Simultaneously, hospital management insists on using a fragmented and broken system of temporary reassignment as a way of trying to deal with its chronic staffing challenges. This results in RNs being directed to work on units and floors where they are unfamiliar and/or untrained to safely care for patients. In addition, there are not enough specialty nurses to help with patients’ IV needs or in an emergency.

“We have offered a variety of proposals — and amended proposals, and doubly amended proposals — that would address staffing,” said Tiller. “But management’s responses have been so inadequate that they don’t get to the heart of the problem. They insist on offering us staffing proposals that are disjointed and superficial. What we need from them is simple: more full-time RNs and specialty nurses, and charge nurses without an initial patient assignment. That’s what will keep our patients safe.”

Market Competitive Compensation 

In addition to having some of the worst staffing conditions in Boston, Tufts Medical Center has also become the hospital that offers its nurses the lowest wages and retirement benefits in the city. “The hospital’s proposals have not adequately addressed these issues,” said HavlicekCornacchia. “Without market competitive wages and benefits, Tufts cannot recruit and retain the nurses it needs, and the staffing problem spirals downward.”
 

Management has also proposed freezing the defined benefit pension plan for approximately 350 RNs and instituting a divisive, inequitable, and complex catchup mechanism as part of a proposed higher-risk 403(b) matching program. That change would result in significant losses in retirement funding for most nurses. Meanwhile, RNs already in the defined contribution plan would continue to receive the lowest employer contribution of all nurses in the city.

The nurses have countered with an innovative proposal that would benefit all RNs while still saving the hospital millions of dollars annually. This proposed plan, which is a multi-employer defined benefit pension plan, would add as much as $11 million to Tufts’ bottom line, would eliminate more than $85 million in pension liability. Management has refused to engage in any real talks on this issue.

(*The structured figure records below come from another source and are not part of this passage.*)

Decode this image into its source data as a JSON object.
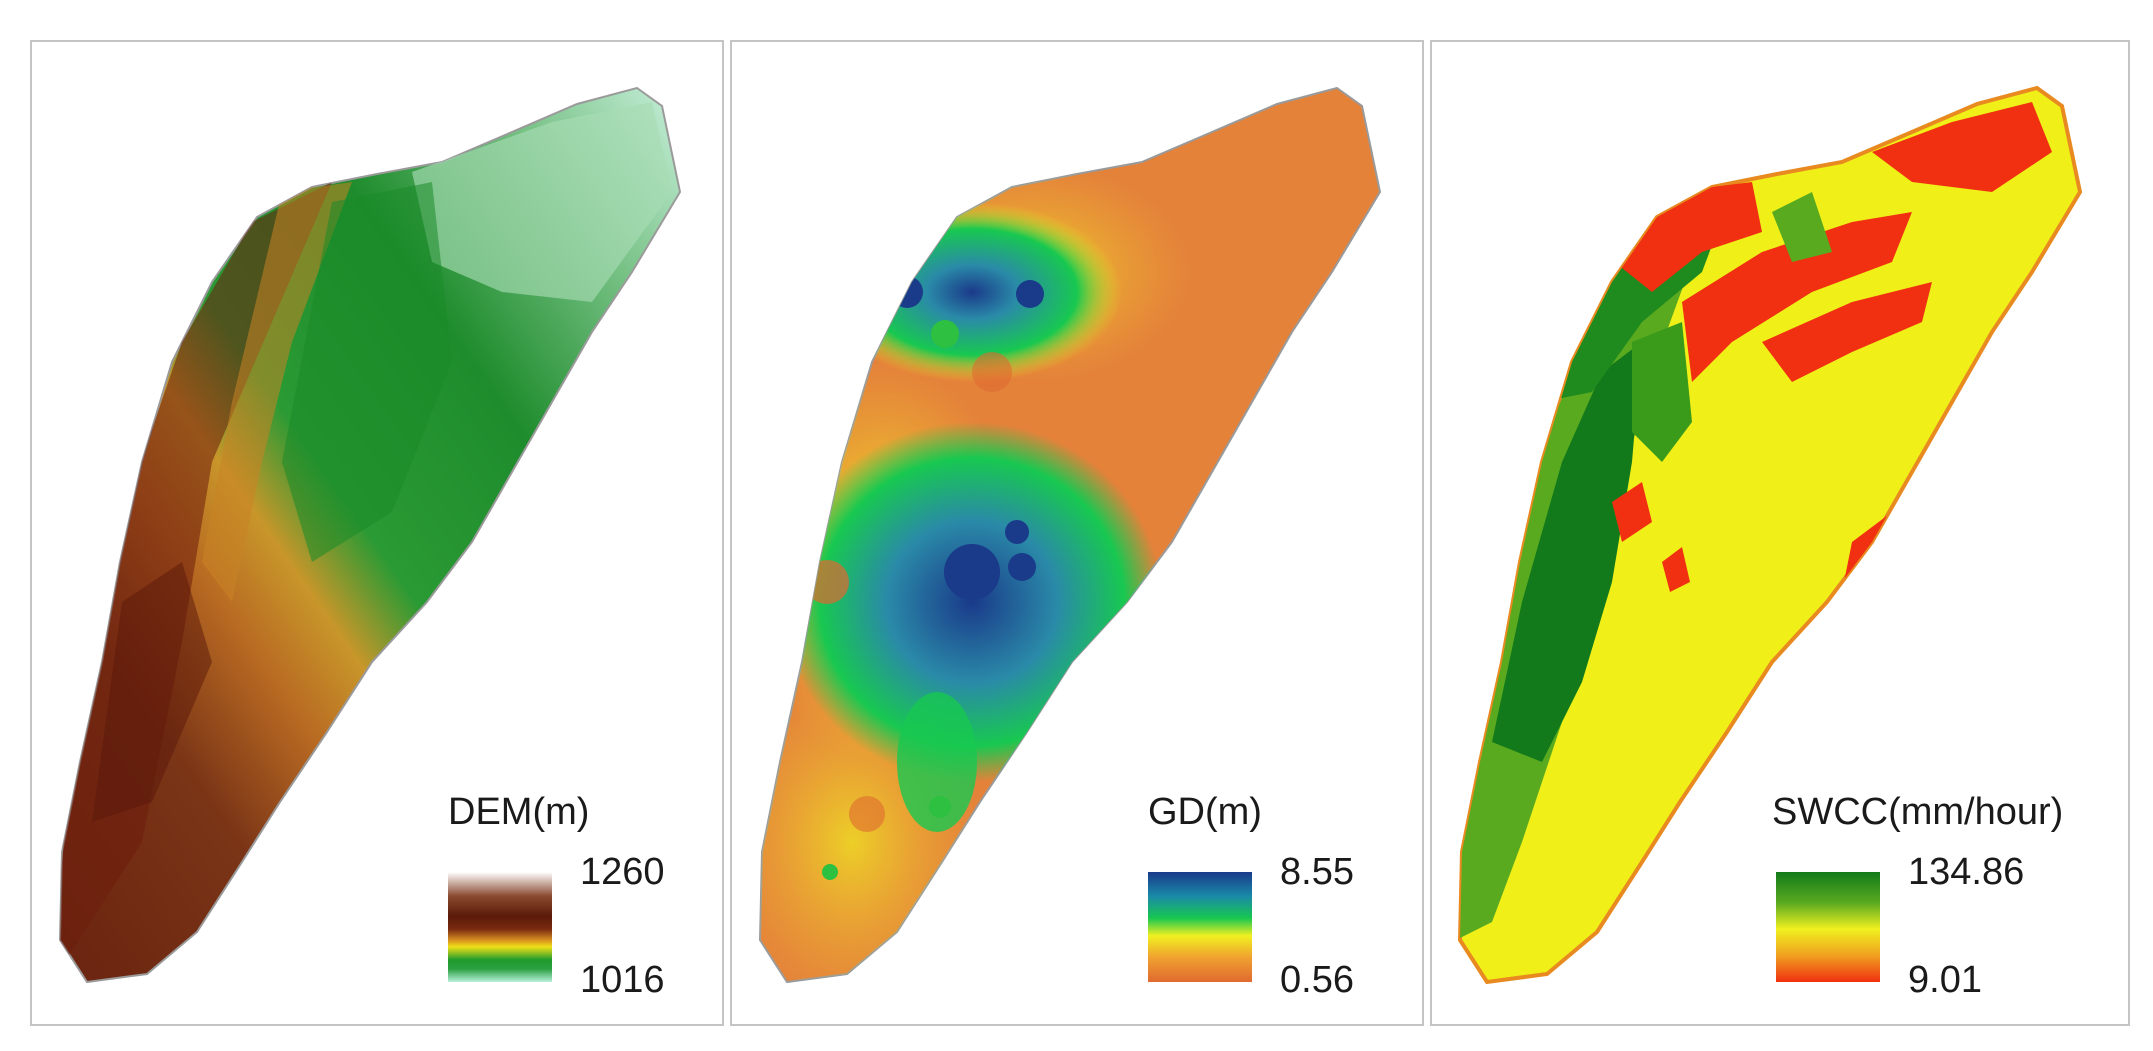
{
  "panels": [
    {
      "id": "dem",
      "legend_title": "DEM(m)",
      "max_label": "1260",
      "min_label": "1016",
      "ramp_colors": [
        "#ffffff",
        "#7a2a12",
        "#5a1a08",
        "#c87a20",
        "#f2e018",
        "#1e9b2c",
        "#b8f0dc"
      ]
    },
    {
      "id": "gd",
      "legend_title": "GD(m)",
      "max_label": "8.55",
      "min_label": "0.56",
      "ramp_colors": [
        "#1a3a8a",
        "#1ea0a0",
        "#18c850",
        "#f0f020",
        "#f0a030",
        "#e06a30"
      ]
    },
    {
      "id": "swcc",
      "legend_title": "SWCC(mm/hour)",
      "max_label": "134.86",
      "min_label": "9.01",
      "ramp_colors": [
        "#127a1a",
        "#5aaa20",
        "#f0f020",
        "#f0a020",
        "#f03010"
      ]
    }
  ]
}
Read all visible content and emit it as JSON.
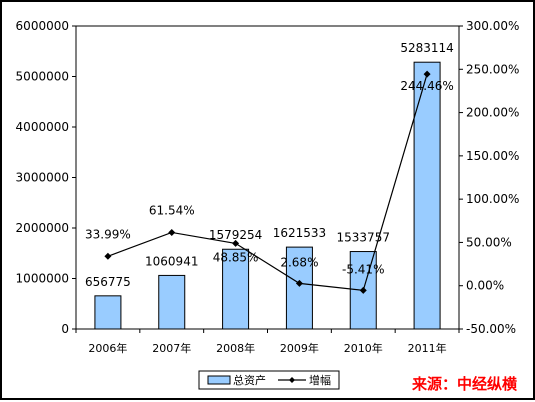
{
  "chart_data": {
    "type": "bar",
    "categories": [
      "2006年",
      "2007年",
      "2008年",
      "2009年",
      "2010年",
      "2011年"
    ],
    "series": [
      {
        "name": "总资产",
        "type": "bar",
        "axis": "left",
        "values": [
          656775,
          1060941,
          1579254,
          1621533,
          1533757,
          5283114
        ],
        "labels": [
          "656775",
          "1060941",
          "1579254",
          "1621533",
          "1533757",
          "5283114"
        ],
        "color": "#99CCFF"
      },
      {
        "name": "增幅",
        "type": "line",
        "axis": "right",
        "values": [
          33.99,
          61.54,
          48.85,
          2.68,
          -5.41,
          244.46
        ],
        "labels": [
          "33.99%",
          "61.54%",
          "48.85%",
          "2.68%",
          "-5.41%",
          "244.46%"
        ],
        "color": "#000000"
      }
    ],
    "y_left": {
      "ylim": [
        0,
        6000000
      ],
      "ticks": [
        "0",
        "1000000",
        "2000000",
        "3000000",
        "4000000",
        "5000000",
        "6000000"
      ]
    },
    "y_right": {
      "ylim": [
        -50,
        300
      ],
      "ticks": [
        "-50.00%",
        "0.00%",
        "50.00%",
        "100.00%",
        "150.00%",
        "200.00%",
        "250.00%",
        "300.00%"
      ]
    },
    "grid": false,
    "legend_position": "bottom"
  },
  "source_text": "来源：中经纵横",
  "colors": {
    "bar_fill": "#99CCFF",
    "bar_stroke": "#000000",
    "line": "#000000",
    "source": "#FF0000"
  }
}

“The pay and retirement benefits at Tufts just aren’t competitive,” said Tiller. “We know it, Tufts knows it, and the other hospitals in the city know it. As a result, we’ve become the nurse training ground for all the other facilities. New graduates come here, they get their experience, and they move on. This cycle won’t stop until the hospital makes us competitive. And in the meantime, our patients suffer.”